Yakınsak teknolojiler alanı hızla ilerlemektedir. Öyle ki 2024 yılında yapay zeka destekli sosyal modellemeye yol açacak benzeri görülmemiş içgörüler elde edebiliriz. Aslında sosyal bilim modelleri ile teknolojinin insan davranışını analiz etme ve tahmin etme yeteneği arasında bir yakınlaşma vardır.

Örneğin yapay zeka ile güçlendirilmiş dijital ikizler, net sıfır emisyon ve döngüsellik gibi toplumsal zorlukların üstesinden gelebilir. Bu sorunlar, potansiyel olarak önyargılı teorik modeller yerine, gerçek insanlardan elde edilen gözlemsel verilere dayanan tahmine dayalı davranış modelleri tarafından desteklenen hiperkişiselleştirme yoluyla dönüştürülecektir.

Davranış tahmininden sosyal modellemeye

Bu iki alan arasında yakınlaşma fikri yeni değil. Çeşitli teknolojiler: görüntü tanıma, davranış analizi, davranış bilimleri ve psikolojiye dayalı modelleme halihazırda kullanımdadır.

Büyük ölçekli davranışsal verilere ve gelişmiş analitiklere erişim, kolektif dinamiklerin, ağların ve karmaşık sosyal modellerin daha iyi anlaşılmasını sağlayacaktır. Bunlar da, örneğin finansal piyasalarda, yanlış bilgilerin yayılmasında ve toplumsal normların benimsenmesinde sürü davranışının ardındaki kesin mekanizmaların ortaya çıkarılmasına yönelik yeni modellerin ortaya çıkmasına yol açacaktır. Potansiyel müdahalelerin geliştirilmesi için bu mekanizmaların dijital ikizler olarak temsil edilmesi, politika geliştirme için gerekli bilgileri sağlayabilir.

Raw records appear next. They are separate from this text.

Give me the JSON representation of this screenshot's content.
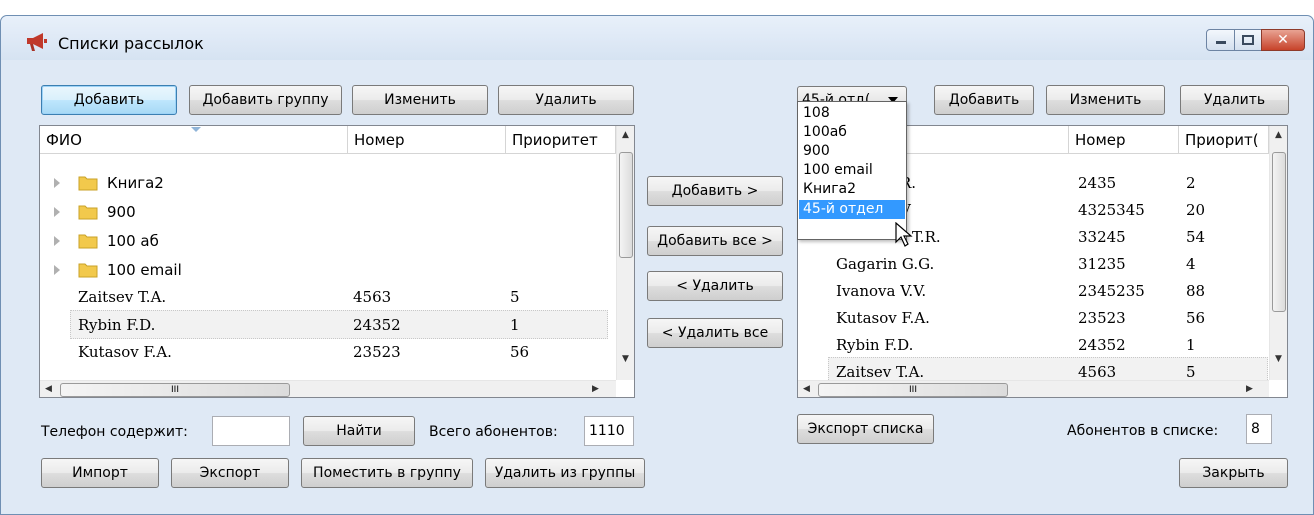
{
  "window": {
    "title": "Списки рассылок",
    "icon": "megaphone-icon",
    "minimize_icon": "minimize-icon",
    "maximize_icon": "maximize-icon",
    "close_glyph": "✕"
  },
  "left_toolbar": {
    "add": "Добавить",
    "add_group": "Добавить группу",
    "edit": "Изменить",
    "delete": "Удалить"
  },
  "left_table": {
    "columns": [
      "ФИО",
      "Номер",
      "Приоритет"
    ],
    "groups": [
      "Книга2",
      "900",
      "100 аб",
      "100 email"
    ],
    "rows": [
      {
        "name": "Zaitsev T.A.",
        "number": "4563",
        "priority": "5"
      },
      {
        "name": "Rybin F.D.",
        "number": "24352",
        "priority": "1"
      },
      {
        "name": "Kutasov F.A.",
        "number": "23523",
        "priority": "56"
      }
    ],
    "hscroll_glyph": "III"
  },
  "middle": {
    "add": "Добавить >",
    "add_all": "Добавить все >",
    "remove": "< Удалить",
    "remove_all": "< Удалить все"
  },
  "left_bottom": {
    "phone_label": "Телефон содержит:",
    "phone_value": "",
    "find": "Найти",
    "total_label": "Всего абонентов:",
    "total_value": "1110",
    "import": "Импорт",
    "export": "Экспорт",
    "put_in_group": "Поместить в группу",
    "remove_from_group": "Удалить из группы"
  },
  "right_toolbar": {
    "list_selected": "45-й отд(",
    "add": "Добавить",
    "edit": "Изменить",
    "delete": "Удалить"
  },
  "dropdown": {
    "options": [
      "108",
      "100аб",
      "900",
      "100 email",
      "Книга2",
      "45-й отдел"
    ],
    "highlighted_index": 5
  },
  "right_table": {
    "columns": [
      "Номер",
      "Приорит("
    ],
    "rows": [
      {
        "name": "R.",
        "number": "2435",
        "priority": "2"
      },
      {
        "name": "V",
        "number": "4325345",
        "priority": "20"
      },
      {
        "name": "T.R.",
        "number": "33245",
        "priority": "54"
      },
      {
        "name": "Gagarin G.G.",
        "number": "31235",
        "priority": "4"
      },
      {
        "name": "Ivanova V.V.",
        "number": "2345235",
        "priority": "88"
      },
      {
        "name": "Kutasov F.A.",
        "number": "23523",
        "priority": "56"
      },
      {
        "name": "Rybin F.D.",
        "number": "24352",
        "priority": "1"
      },
      {
        "name": "Zaitsev T.A.",
        "number": "4563",
        "priority": "5"
      }
    ],
    "hscroll_glyph": "III"
  },
  "right_bottom": {
    "export_list": "Экспорт списка",
    "count_label": "Абонентов в списке:",
    "count_value": "8",
    "close": "Закрыть"
  },
  "colors": {
    "accent": "#3399ff",
    "close_button": "#c7432a",
    "icon_red": "#c0392b"
  }
}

Modelleme ve hesaplamaya dayalı sosyal bilim, toplumları yeni ayrıntılarla simüle edecek. Bu, teorilerin ve politikaların daha kapsamlı bir şekilde test edilmesini mümkün kılacaktır. Örneğin, şehirlerin dinamiklerini ve bölge sakinlerinin ihtiyaçlarını analiz etmek, yerel bağlamlara dayalı olarak konut, hareketlilik ve eğlence planlamasına bilgi sağlayabilir. Yeni öğretim modelleri, farklı öğrenme türleri için daha etkili olan, yapay zekayla geliştirilmiş kişiselleştirilmiş öğretime de yol açabilir.

Dijital tekrarlama çağı

Henüz orada değilsek, bu yeni dönem yaklaşıyor. Amaç, aktivite planlamasını destekleyecek gerçekçi simülasyonlar sağlamaktır. Bu yeni teknoloji, davranışsal ekonomi modeli “Beklenti Teorisi” ile yapay zekayı birleştirerek insanların gerçek dünyadaki davranışlarını anlıyor. Kayıpları abartma ve potansiyel kazançları küçümseme eğilimimiz gibi insan önyargılarının yanı sıra hava koşulları gibi davranışı etkileyen durumsal faktörleri de kopyalar.

Böylece şu veya bu ulaşım aracının kullanımının aşağıdakiler üzerindeki etkisini inceleyebiliriz: trafik planı, şu veya bu mali avantajın uygulanması, çevre vb. ve daha geniş anlamda ulaştırma politikası.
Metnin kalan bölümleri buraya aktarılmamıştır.